Patients managing diabetes using anti-diabetes medication with low risk of causing hypoglycemia will be given 200 each year and patients managing diabetes through diet/lifestyle therapy only (no insulin or anti-diabetes medications) will be allotted 200 each year.

Patients managing diabetes with insulin will have access to 3,000 strips each year.

“The amount is right in the range of what people were getting already,” Jensen said.

The changes are supported by the Canadian Diabetes Association (CDA), said Janet Hux, chief scientific adviser with the CDA.

The distribution thresholds align well with the CDA’s most recent clinical-practice guidelines, she said.

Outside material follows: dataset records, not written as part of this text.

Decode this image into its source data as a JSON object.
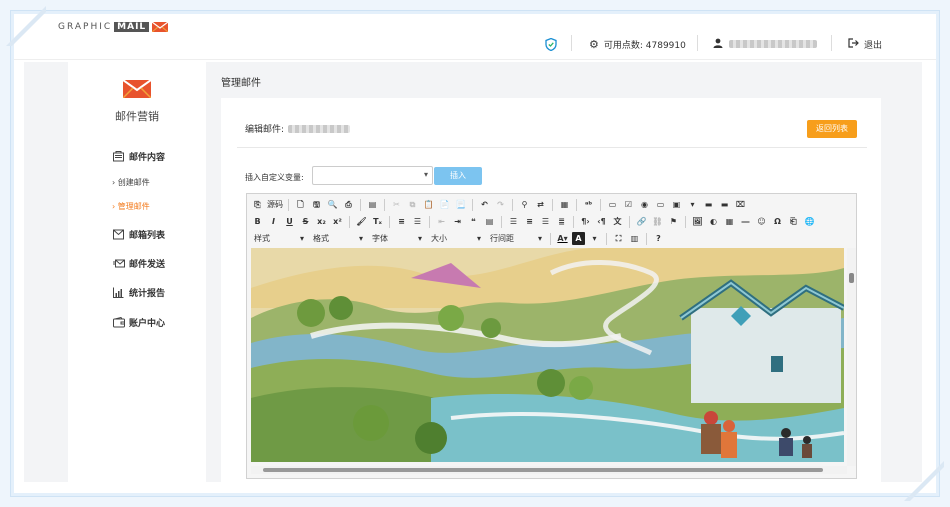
{
  "brand": {
    "logo_text": "GRAPHIC",
    "logo_mail": "MAIL"
  },
  "header": {
    "points_label": "可用点数: 4789910",
    "logout_label": "退出"
  },
  "sidebar": {
    "title": "邮件营销",
    "items": [
      {
        "label": "邮件内容",
        "icon": "content-icon"
      },
      {
        "label": "创建邮件",
        "sub": true
      },
      {
        "label": "管理邮件",
        "sub": true,
        "active": true
      },
      {
        "label": "邮箱列表",
        "icon": "mailbox-list-icon"
      },
      {
        "label": "邮件发送",
        "icon": "send-icon"
      },
      {
        "label": "统计报告",
        "icon": "chart-icon"
      },
      {
        "label": "账户中心",
        "icon": "wallet-icon"
      }
    ]
  },
  "main": {
    "page_title": "管理邮件",
    "edit_label": "编辑邮件:",
    "back_button": "返回列表",
    "insert_var_label": "插入自定义变量:",
    "insert_button": "插入",
    "var_select_value": ""
  },
  "editor": {
    "source_label": "源码",
    "style_combo": "样式",
    "format_combo": "格式",
    "font_combo": "字体",
    "size_combo": "大小",
    "line_height_combo": "行间距"
  },
  "colors": {
    "accent": "#f79e1b",
    "insert": "#7cc4f0",
    "active": "#f37b1d"
  }
}
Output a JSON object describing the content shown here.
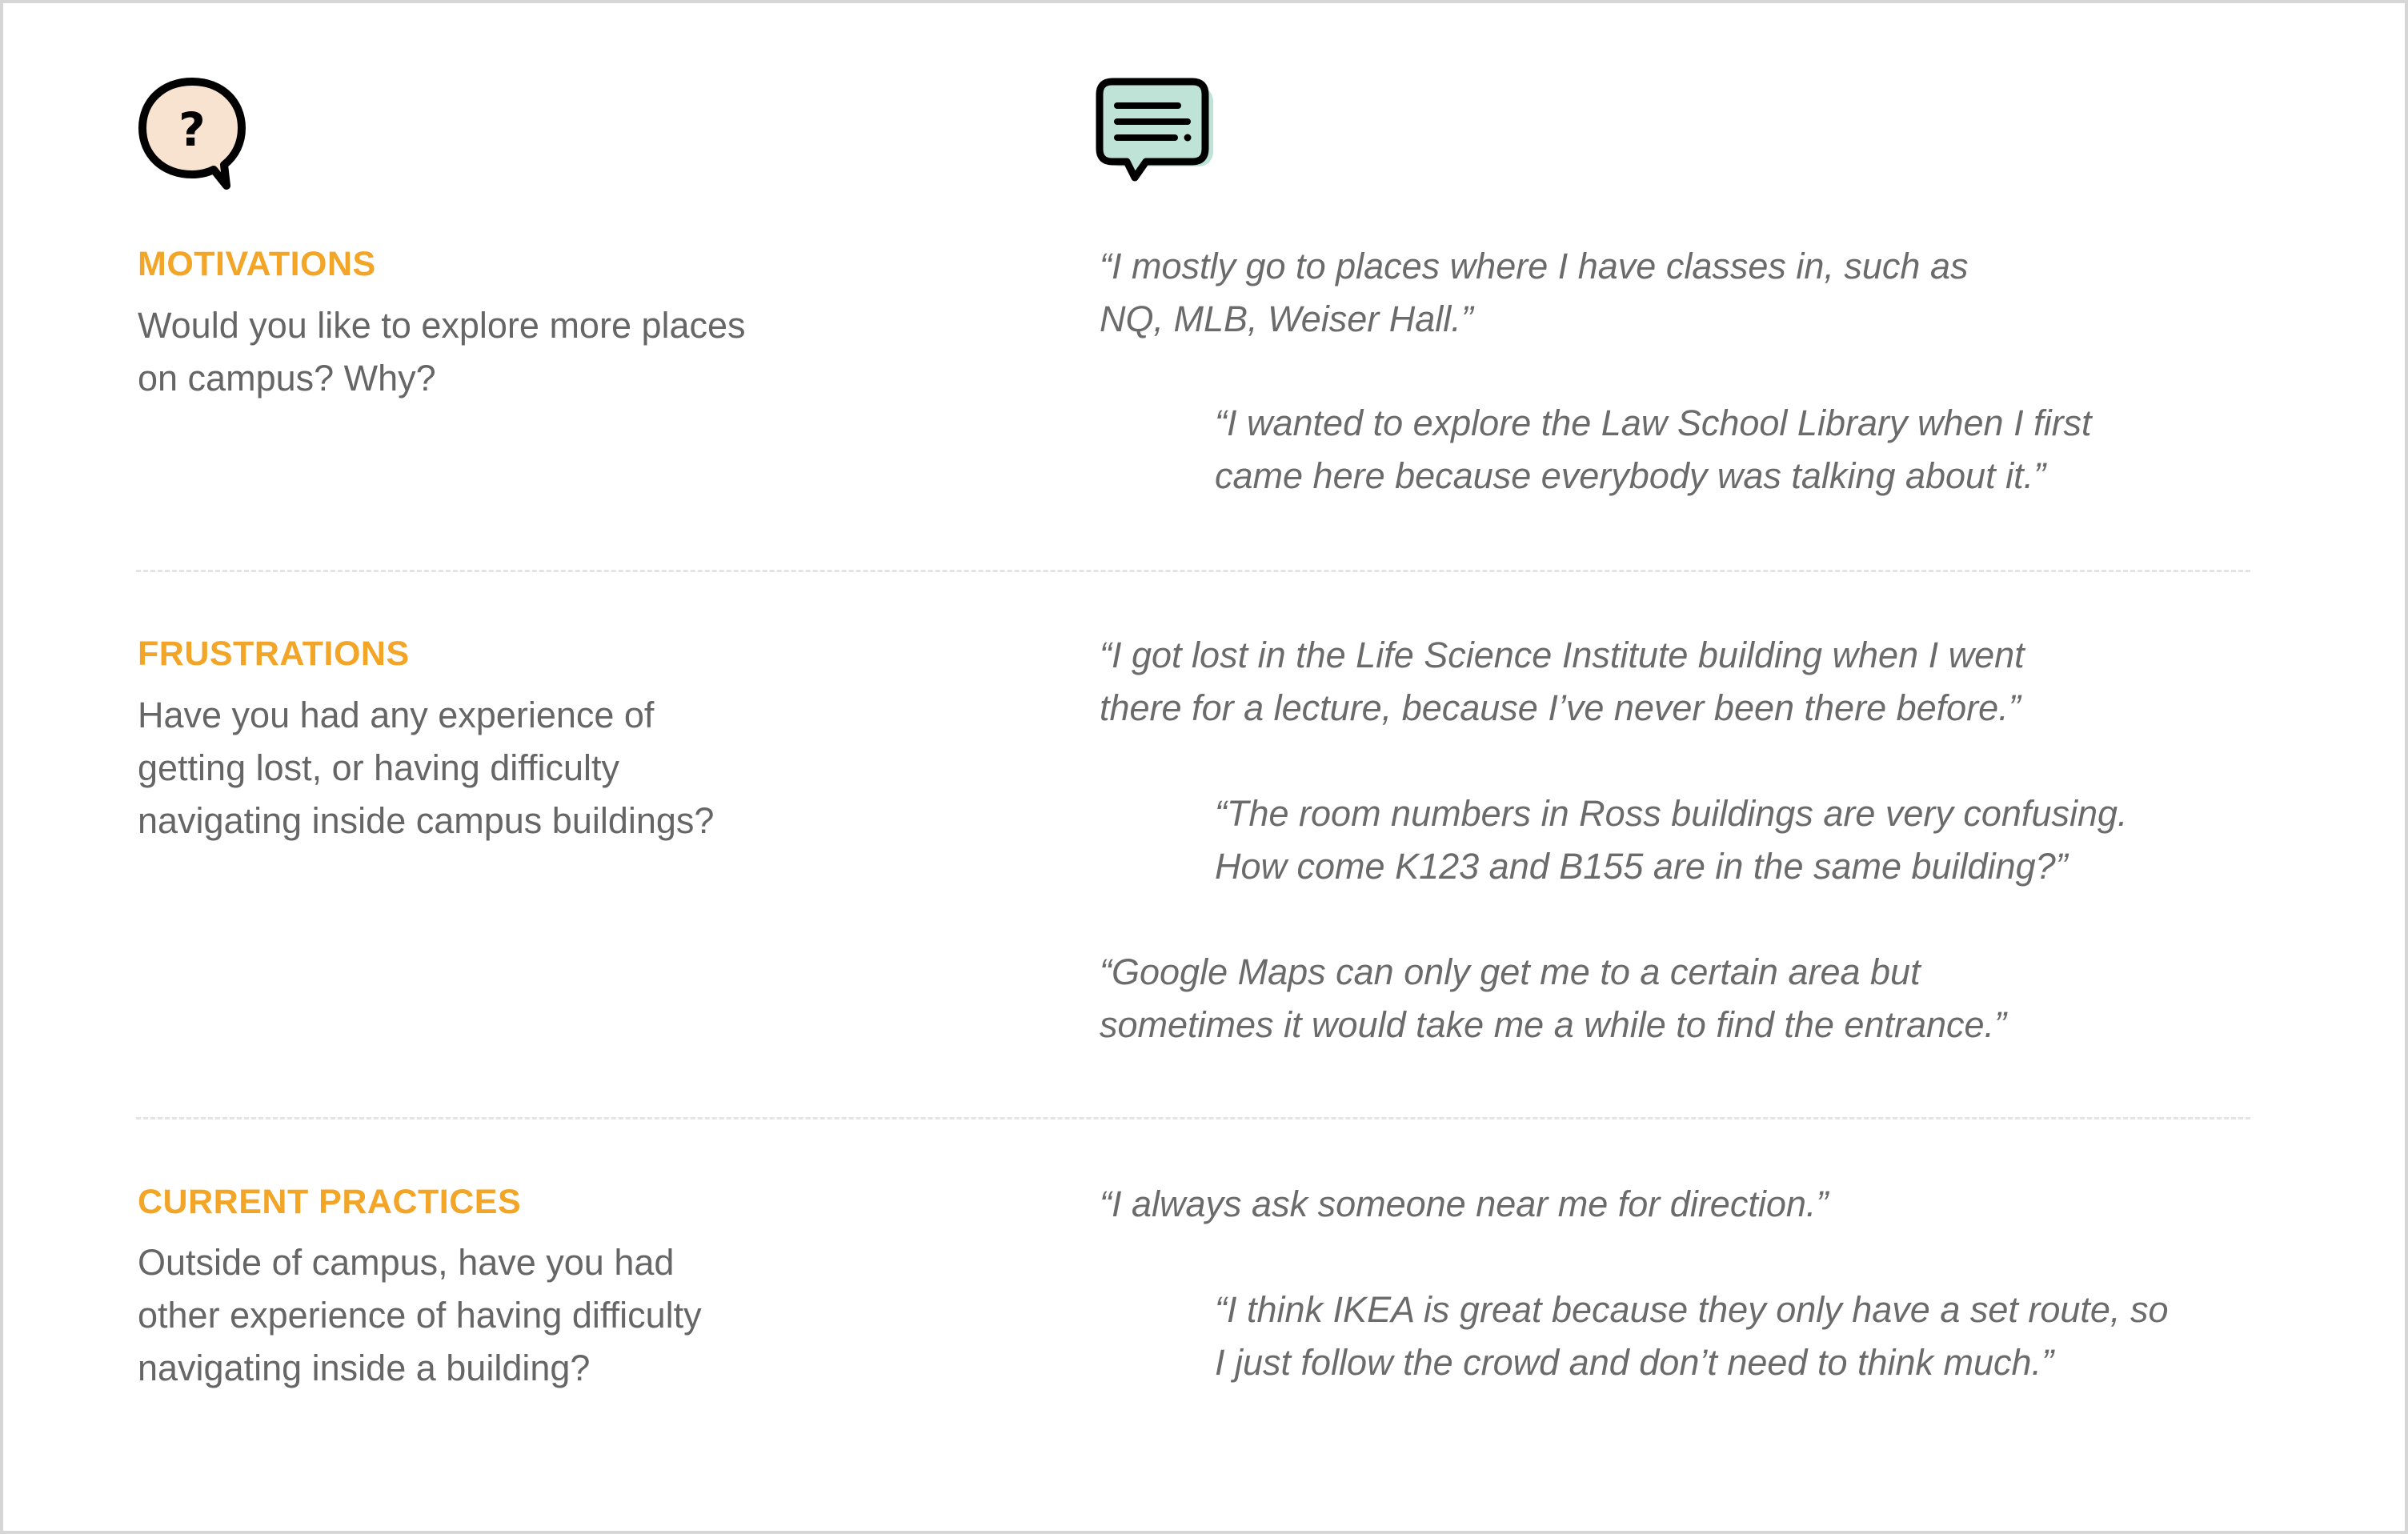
{
  "icons": {
    "question": {
      "name": "question-bubble-icon",
      "glyph": "?",
      "fill": "#f8e3d0",
      "stroke": "#000000"
    },
    "message": {
      "name": "message-bubble-icon",
      "fill": "#bfe3d6",
      "stroke": "#000000"
    }
  },
  "colors": {
    "accent": "#f2a526",
    "question_text": "#666666",
    "quote_text": "#6b6b6b",
    "divider": "#e4e4e4",
    "border": "#d6d6d6"
  },
  "sections": [
    {
      "title": "MOTIVATIONS",
      "question": "Would you like to explore more places on campus? Why?",
      "quotes": [
        "“I mostly go to places where I have classes in, such as\nNQ, MLB, Weiser Hall.”",
        "“I wanted to explore the Law School Library when I first\ncame here because everybody was talking about it.”"
      ]
    },
    {
      "title": "FRUSTRATIONS",
      "question": "Have you had any experience of getting lost, or having difficulty navigating inside campus buildings?",
      "quotes": [
        "“I got lost in the Life Science Institute building when I went\nthere for a lecture, because I’ve never been there before.”",
        "“The room numbers in Ross buildings are very confusing.\nHow come K123 and B155 are in the same building?”",
        "“Google Maps can only get me to a certain area but\nsometimes it would take me a while to find the entrance.”"
      ]
    },
    {
      "title": "CURRENT PRACTICES",
      "question": "Outside of campus, have you had other experience of having difficulty navigating inside a building?",
      "quotes": [
        "“I always ask someone near me for direction.”",
        "“I think IKEA is great because they only have a set route, so\nI just follow the crowd and don’t need to think much.”"
      ]
    }
  ]
}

“We feel ... the overall guidelines, in terms of the number of strips in the different categories (and) the ability of pharmacists to create special exceptions, does meet the needs of people with diabetes,” she said.

The CDA guidelines recommend purposeful testing, Hux said.

Testing is important when patients are learning about the disease, if there is a change in their treatment (like missing a meal and testing to see if they need to adjust their next insulin dose) and for safety reasons.

“For someone who is not adjusting their medication, is already well informed about their condition, testing three or four times a day may not be helping them,” Hux said.

Testing — when the results are not being used — can also cause anxiety, she said.